Bisnis.com, JAKARTA – PT Garuda Indonesia (Persero) Tbk. (GIAA) dikabarkan akan melakukan restrukturisasi bisnis yang mencakup pengurangan jumlah armada pesawat hingga 50 persen.
Berdasarkan laporan dari Bloomberg, Minggu (23/5/2021), Direktur Utama GIAA Irfan Setiaputra dalam pernyataannya kepada karyawan perusahaan mengatakan emiten penerbangan pelat merah ini harus melakukan restrukturisasi total.
Upaya tersebut perlu dilakukan guna mengatasi krisis yang diakibatkan oleh pandemi virus corona. Salah satu bentuk restrukturisasi tersebut adalah melalui pengurangan armada pesawat yang operasional.

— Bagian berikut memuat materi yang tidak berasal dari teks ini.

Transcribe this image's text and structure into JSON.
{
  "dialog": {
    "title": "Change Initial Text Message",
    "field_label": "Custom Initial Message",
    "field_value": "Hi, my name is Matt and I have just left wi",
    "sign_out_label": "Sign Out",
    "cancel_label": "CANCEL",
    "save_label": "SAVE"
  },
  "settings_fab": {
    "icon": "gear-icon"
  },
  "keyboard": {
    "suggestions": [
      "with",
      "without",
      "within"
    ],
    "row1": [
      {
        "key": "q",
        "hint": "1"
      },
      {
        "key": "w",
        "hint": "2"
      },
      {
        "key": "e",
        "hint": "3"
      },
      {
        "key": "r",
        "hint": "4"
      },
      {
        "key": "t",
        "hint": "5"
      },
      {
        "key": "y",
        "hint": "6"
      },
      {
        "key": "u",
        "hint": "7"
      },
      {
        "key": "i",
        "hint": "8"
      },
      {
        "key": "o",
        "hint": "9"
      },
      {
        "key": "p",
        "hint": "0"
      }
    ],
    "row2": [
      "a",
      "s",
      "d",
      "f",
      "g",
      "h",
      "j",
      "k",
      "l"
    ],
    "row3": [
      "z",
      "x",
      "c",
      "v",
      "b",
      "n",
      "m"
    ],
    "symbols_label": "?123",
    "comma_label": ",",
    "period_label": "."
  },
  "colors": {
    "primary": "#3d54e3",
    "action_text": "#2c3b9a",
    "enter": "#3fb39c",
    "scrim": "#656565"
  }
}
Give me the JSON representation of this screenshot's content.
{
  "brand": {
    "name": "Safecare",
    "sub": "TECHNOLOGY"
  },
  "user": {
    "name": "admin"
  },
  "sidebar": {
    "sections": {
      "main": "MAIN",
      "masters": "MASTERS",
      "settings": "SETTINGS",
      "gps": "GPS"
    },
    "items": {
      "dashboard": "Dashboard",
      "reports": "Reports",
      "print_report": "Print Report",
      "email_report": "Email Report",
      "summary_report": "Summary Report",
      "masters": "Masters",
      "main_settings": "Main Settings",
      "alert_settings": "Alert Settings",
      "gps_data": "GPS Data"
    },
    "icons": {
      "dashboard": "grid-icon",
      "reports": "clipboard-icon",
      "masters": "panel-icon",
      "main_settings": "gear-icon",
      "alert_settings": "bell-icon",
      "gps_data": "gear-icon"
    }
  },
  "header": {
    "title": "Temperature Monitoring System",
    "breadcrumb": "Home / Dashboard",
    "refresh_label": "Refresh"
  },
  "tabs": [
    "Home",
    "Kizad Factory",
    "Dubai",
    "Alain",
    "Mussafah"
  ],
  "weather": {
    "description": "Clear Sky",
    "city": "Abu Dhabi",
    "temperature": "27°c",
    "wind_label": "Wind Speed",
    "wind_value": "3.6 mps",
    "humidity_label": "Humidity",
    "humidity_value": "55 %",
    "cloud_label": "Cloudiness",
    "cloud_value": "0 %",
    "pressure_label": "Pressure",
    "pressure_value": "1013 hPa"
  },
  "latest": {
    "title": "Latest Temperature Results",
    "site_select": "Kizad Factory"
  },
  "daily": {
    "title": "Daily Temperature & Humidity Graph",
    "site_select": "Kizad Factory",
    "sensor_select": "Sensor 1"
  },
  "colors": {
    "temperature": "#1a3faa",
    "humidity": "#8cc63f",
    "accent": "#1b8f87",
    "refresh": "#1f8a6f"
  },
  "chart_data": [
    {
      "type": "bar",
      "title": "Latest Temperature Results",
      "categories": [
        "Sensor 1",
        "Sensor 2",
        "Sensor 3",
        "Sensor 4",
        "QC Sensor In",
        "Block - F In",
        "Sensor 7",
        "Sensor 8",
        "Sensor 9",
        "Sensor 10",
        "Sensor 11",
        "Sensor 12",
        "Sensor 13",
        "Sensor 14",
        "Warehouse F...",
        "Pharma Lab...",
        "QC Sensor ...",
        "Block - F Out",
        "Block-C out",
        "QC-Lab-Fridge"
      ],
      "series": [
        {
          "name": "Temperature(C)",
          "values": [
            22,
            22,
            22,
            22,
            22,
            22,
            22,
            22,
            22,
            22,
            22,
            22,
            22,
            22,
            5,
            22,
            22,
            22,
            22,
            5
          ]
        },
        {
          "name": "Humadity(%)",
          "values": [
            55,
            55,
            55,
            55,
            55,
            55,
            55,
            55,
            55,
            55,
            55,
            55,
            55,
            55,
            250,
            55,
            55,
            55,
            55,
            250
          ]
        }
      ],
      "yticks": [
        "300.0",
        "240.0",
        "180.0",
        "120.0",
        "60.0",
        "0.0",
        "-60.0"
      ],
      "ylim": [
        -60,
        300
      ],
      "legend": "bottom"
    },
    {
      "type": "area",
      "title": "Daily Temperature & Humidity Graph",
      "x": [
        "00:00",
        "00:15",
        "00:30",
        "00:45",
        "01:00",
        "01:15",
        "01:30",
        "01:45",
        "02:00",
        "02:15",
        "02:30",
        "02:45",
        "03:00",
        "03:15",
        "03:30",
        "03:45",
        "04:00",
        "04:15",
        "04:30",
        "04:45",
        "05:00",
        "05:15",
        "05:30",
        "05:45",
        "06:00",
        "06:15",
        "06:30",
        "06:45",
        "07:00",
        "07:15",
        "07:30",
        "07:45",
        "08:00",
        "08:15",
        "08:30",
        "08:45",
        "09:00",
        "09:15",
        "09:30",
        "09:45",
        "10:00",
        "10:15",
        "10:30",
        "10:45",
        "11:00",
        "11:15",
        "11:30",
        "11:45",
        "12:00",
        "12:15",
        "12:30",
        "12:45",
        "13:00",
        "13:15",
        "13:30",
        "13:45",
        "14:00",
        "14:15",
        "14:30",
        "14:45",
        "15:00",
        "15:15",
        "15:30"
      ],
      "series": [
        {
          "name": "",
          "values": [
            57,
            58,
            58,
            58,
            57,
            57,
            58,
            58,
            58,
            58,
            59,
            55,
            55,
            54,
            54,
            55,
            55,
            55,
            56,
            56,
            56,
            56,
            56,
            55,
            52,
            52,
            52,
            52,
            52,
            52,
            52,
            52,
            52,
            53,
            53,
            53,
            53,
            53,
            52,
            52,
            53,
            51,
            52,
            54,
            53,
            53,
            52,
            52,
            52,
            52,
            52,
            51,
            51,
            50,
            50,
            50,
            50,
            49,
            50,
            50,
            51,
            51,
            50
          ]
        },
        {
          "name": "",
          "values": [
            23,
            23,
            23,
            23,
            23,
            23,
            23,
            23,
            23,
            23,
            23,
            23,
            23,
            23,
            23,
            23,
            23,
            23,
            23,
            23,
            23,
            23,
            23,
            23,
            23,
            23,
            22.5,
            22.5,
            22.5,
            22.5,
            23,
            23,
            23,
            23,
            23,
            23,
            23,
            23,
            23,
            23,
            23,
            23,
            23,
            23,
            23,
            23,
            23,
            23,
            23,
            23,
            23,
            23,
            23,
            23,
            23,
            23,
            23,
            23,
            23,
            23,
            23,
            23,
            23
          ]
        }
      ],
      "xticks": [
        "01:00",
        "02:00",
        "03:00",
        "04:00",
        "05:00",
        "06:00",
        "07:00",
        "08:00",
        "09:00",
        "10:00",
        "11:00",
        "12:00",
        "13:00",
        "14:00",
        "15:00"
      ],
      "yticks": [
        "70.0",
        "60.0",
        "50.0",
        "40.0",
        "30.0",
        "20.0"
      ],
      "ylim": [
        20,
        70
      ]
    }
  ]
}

Dalam pernyataan tersebut, Irfan juga mengatakan Garuda Indonesia memiliki utang sebesar Rp70 triliun atau US$4,9 miliar. Jumlah utang tersebut bertambah lebih dari Rp1 triliun per bulannya seiring dengan penundaan pembayaran yang dilakukan perusahaan kepada pada pemasok.
Sejauh ini, GIAA belum merilis laporan keuangan tahunan penuh untuk 2020. Laporan keuangan yang telah disampaikan merupakan kinerja emiten penerbangan pelat merah tersebut hingga kuartal III/2020.
Berdasarkan laporan keuangan yang dikutip dari keterbukaan informasi Bursa Efek Indonesia, GIAA tercatat mengalami rugi bersih sebesar US$1,07 miliar. Posisi tersebut berbanding terbalik dibandingkan catatan pada kuartal III/2019 saat GIAA meraup laba bersih US$122,42 juta.
Baca Juga
Penyebab utama penurunan itu adalah anjloknya pendapatan dari penerbangan berjadwal yang menjadi sumber utama pendapatan perseroan. Kontribusi pendapatan dari penerbangan berjadwal pada kuartal III/2020 tercatat sebesar US$917,28 juta, jauh dibawah perolehan kuartal III/2019 sebesar US$2,79 miliar.
Penerimaan perusahaan dari sektor penerbangan tidak berjadwal juga anjlok cukup dalam. Perusahaan hanya mampu mencetak pendapatan US$46,92 juta berbanding torehan kuartal III/2019 senilai US$249,91 juta.
Sementara itu, beban usaha berhasil diturunkan dari US$3,28 miliar menjadi US$2,24 miliar, atatu turun 31,7 persen. Beban operasional penerbangan tercatat turun 32,64 persen dari US$1,93 miliar menjadi US$1,3 miliar.
Dengan performa tersebut, perseroan membukukan rugi periode berjalan senilai US$1,09 miliar, berbalik dari posisi untung US$181,51 juta pada kuartal I/2019.
Dari sisi kewajiban, per akhir September, Garuda Indonesia tercatat memiliki liabilitas sebesar US$10,36 miliar, melesat 177,74 persen dibandingkan catatan kuartal III/2019 sebesar US$3,73 miliar.
Kewajiban ini terdiri dari liabilitas jangka panjang senilai US$5,65 miliar dan jangka pendek senilai US$4,69 miliar.